Miss Traynor was old-fashioned and kindly, with none of the irritability or exactingness of the invalid about her. She was often in great pain; but at such times she wished to be alone. She was never irritable or capricious. She always behaved in her own house as though she were a guest, as far as herself was concerned. She hated ringing bells for the servant, and tried to prevent Marion doing a number of little services which many women in health exact of those around them.

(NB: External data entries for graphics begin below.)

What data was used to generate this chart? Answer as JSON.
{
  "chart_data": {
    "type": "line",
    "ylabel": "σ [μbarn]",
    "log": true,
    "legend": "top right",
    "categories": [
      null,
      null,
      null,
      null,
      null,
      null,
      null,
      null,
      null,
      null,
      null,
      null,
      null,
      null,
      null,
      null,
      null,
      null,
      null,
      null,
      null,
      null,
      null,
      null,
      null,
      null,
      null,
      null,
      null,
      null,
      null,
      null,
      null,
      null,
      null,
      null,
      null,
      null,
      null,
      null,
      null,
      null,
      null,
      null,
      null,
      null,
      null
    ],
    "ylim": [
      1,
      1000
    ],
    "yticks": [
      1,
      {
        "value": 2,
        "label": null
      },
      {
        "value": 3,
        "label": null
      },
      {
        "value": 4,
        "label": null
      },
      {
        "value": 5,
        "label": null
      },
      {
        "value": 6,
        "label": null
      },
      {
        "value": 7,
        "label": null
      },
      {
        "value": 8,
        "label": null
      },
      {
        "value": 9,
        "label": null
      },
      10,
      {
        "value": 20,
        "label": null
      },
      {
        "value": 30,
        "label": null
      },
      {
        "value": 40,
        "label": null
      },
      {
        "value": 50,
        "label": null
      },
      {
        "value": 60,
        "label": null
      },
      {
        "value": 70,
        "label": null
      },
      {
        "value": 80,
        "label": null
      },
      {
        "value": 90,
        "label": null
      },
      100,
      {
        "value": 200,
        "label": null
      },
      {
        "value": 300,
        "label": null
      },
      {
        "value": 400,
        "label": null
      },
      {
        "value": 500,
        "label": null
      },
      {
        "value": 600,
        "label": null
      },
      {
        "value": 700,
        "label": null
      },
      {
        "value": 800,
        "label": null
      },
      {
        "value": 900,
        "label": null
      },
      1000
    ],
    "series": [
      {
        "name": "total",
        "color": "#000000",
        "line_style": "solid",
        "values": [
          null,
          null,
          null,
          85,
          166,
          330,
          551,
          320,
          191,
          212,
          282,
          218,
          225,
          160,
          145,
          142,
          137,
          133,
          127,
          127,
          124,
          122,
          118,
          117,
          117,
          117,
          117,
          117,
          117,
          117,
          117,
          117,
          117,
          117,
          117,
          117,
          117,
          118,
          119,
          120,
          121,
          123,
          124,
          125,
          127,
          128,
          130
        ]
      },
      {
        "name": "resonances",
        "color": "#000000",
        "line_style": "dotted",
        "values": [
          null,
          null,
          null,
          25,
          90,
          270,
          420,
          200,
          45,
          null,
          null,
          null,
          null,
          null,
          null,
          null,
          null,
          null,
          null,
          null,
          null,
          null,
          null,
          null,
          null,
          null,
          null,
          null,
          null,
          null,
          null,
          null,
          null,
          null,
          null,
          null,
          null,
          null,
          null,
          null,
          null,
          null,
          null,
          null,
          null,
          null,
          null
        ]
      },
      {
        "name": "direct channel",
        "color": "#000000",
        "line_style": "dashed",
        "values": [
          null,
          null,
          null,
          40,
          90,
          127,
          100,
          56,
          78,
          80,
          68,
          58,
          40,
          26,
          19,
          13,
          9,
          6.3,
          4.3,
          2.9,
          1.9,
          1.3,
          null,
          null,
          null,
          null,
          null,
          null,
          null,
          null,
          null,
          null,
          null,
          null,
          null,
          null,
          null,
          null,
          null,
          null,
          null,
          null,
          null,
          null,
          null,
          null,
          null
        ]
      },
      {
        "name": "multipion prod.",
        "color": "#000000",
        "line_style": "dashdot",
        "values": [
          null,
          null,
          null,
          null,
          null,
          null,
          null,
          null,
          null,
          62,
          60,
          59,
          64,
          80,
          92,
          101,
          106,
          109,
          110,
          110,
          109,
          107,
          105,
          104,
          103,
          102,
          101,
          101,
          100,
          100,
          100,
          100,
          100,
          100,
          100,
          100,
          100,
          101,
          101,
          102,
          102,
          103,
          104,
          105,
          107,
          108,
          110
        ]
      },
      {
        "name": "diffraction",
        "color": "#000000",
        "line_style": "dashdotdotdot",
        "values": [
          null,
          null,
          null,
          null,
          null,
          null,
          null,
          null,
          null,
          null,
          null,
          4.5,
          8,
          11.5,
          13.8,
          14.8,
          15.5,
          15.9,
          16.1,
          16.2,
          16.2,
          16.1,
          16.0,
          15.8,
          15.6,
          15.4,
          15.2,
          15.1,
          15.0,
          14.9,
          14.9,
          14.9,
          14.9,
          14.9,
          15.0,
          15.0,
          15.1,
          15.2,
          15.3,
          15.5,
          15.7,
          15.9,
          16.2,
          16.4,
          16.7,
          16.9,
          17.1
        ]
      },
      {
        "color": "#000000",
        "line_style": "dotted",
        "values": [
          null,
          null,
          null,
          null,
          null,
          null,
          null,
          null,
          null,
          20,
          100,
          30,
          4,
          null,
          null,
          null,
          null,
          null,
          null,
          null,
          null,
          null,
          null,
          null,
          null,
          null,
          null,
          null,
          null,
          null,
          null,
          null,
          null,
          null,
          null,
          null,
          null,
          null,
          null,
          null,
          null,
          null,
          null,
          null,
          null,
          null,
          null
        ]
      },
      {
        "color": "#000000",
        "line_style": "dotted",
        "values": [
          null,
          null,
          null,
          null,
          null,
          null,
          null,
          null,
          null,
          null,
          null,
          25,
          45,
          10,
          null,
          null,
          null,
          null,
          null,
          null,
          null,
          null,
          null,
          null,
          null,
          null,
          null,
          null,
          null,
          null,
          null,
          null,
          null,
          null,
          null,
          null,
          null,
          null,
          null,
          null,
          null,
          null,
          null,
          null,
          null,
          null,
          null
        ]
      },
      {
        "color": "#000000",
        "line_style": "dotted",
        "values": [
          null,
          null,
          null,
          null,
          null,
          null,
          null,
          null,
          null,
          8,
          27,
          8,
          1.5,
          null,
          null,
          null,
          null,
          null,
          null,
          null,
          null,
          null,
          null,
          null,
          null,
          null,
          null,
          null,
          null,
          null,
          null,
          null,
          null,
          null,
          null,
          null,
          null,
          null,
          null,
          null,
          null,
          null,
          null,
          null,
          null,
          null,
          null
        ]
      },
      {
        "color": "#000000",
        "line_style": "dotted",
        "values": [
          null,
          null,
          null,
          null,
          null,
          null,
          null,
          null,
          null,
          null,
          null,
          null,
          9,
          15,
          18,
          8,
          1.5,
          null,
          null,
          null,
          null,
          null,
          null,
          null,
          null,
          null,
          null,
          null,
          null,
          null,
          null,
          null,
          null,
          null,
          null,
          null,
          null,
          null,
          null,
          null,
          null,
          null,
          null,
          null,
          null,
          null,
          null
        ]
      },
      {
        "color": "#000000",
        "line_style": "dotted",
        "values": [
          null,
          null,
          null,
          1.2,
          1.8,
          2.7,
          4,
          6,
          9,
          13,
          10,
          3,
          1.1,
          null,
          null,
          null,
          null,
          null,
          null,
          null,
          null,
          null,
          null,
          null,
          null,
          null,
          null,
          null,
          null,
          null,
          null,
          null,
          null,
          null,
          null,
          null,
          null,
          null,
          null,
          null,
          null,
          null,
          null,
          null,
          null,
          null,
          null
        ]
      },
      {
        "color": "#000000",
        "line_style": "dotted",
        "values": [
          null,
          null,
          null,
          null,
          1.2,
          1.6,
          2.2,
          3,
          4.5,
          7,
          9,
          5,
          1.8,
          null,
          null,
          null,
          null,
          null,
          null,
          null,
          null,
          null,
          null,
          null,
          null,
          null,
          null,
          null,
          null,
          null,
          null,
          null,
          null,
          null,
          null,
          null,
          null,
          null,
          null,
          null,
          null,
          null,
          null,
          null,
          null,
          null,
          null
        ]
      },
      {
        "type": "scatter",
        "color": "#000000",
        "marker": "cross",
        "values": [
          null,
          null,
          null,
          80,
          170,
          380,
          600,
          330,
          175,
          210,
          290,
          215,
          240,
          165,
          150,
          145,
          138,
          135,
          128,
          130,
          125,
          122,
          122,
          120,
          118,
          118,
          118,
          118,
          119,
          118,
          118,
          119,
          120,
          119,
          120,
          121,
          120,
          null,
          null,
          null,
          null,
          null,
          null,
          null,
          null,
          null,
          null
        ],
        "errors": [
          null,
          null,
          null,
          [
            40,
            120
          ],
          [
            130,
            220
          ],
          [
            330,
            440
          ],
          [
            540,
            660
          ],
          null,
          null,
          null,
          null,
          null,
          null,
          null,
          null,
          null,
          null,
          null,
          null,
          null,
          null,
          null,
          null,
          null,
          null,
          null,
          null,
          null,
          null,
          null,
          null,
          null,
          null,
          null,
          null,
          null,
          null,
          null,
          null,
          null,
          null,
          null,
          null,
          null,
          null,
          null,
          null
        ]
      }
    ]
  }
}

But she was most decidedly old-fashioned. She had a great number of settled notions, notions acquired long ago, and which nothing in the world could shake. All the eloquence or argument in the world would not move her on any subject she had made up her mind about twenty or thirty years ago. She had an antipathy to new theories, new places, new people. She was an enthusiastic admirer of Church and State. She considered all Liberals murderers and regicides at heart, not that she had even a dim idea of what a Liberal was. Personally she would not have hurt the meanest of God's creatures, but she could have read with lively satisfaction that all the Liberals and Radicals had been drowned, provided all detail were omitted, and a bishop had something to do with the matter.

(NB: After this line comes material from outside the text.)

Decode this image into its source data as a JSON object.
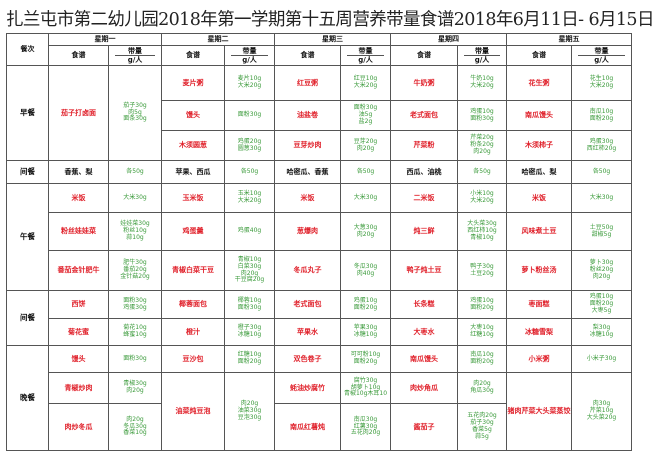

She looked on clergymen of the Church of England with the greatest respect, and she considered bishops infallible and impeccable. She did not put the least faith in missions to savages. She had a mean opinion of savages, and did not think them worth the trouble taken with them by pious folk of a certain way of thinking.
Her father before her had taken in The Times, and she took it in too; not that she read much of it, but that she thought every staid respectable house ought to have The Times; and that, after the Church and State, The Times was the most important institution in the country. She had no comprehensive notion of what the Church was, and her idea of the State was The Court Circular. But in what way The Times contributed to the welfare of the country, she had no conception whatever. She was always quite sure that whatever The Times said must infallibly be right. Any suggestion that, possibly, a conflict or difference of any kind could arise between these three, she would have treated with merciless scorn. There were the Church, State, and Times; and as long as they went on, England must continue to be the greatest, most pious, and most successful country under the sun.
After the Church, State, and Times the institution which claimed her greatest respect was the Peerage of England. She would cheerfully have allowed art and commerce to die if we might only retain our old nobility. She had no social ambition for herself. She knew she was not of the metal peers are made of. If a lord had spoken to her, she would have felt he was doing something derogatory to his order. She was a firm believer in caste, and did not wish those above her to come down any more than she wished herself to go up.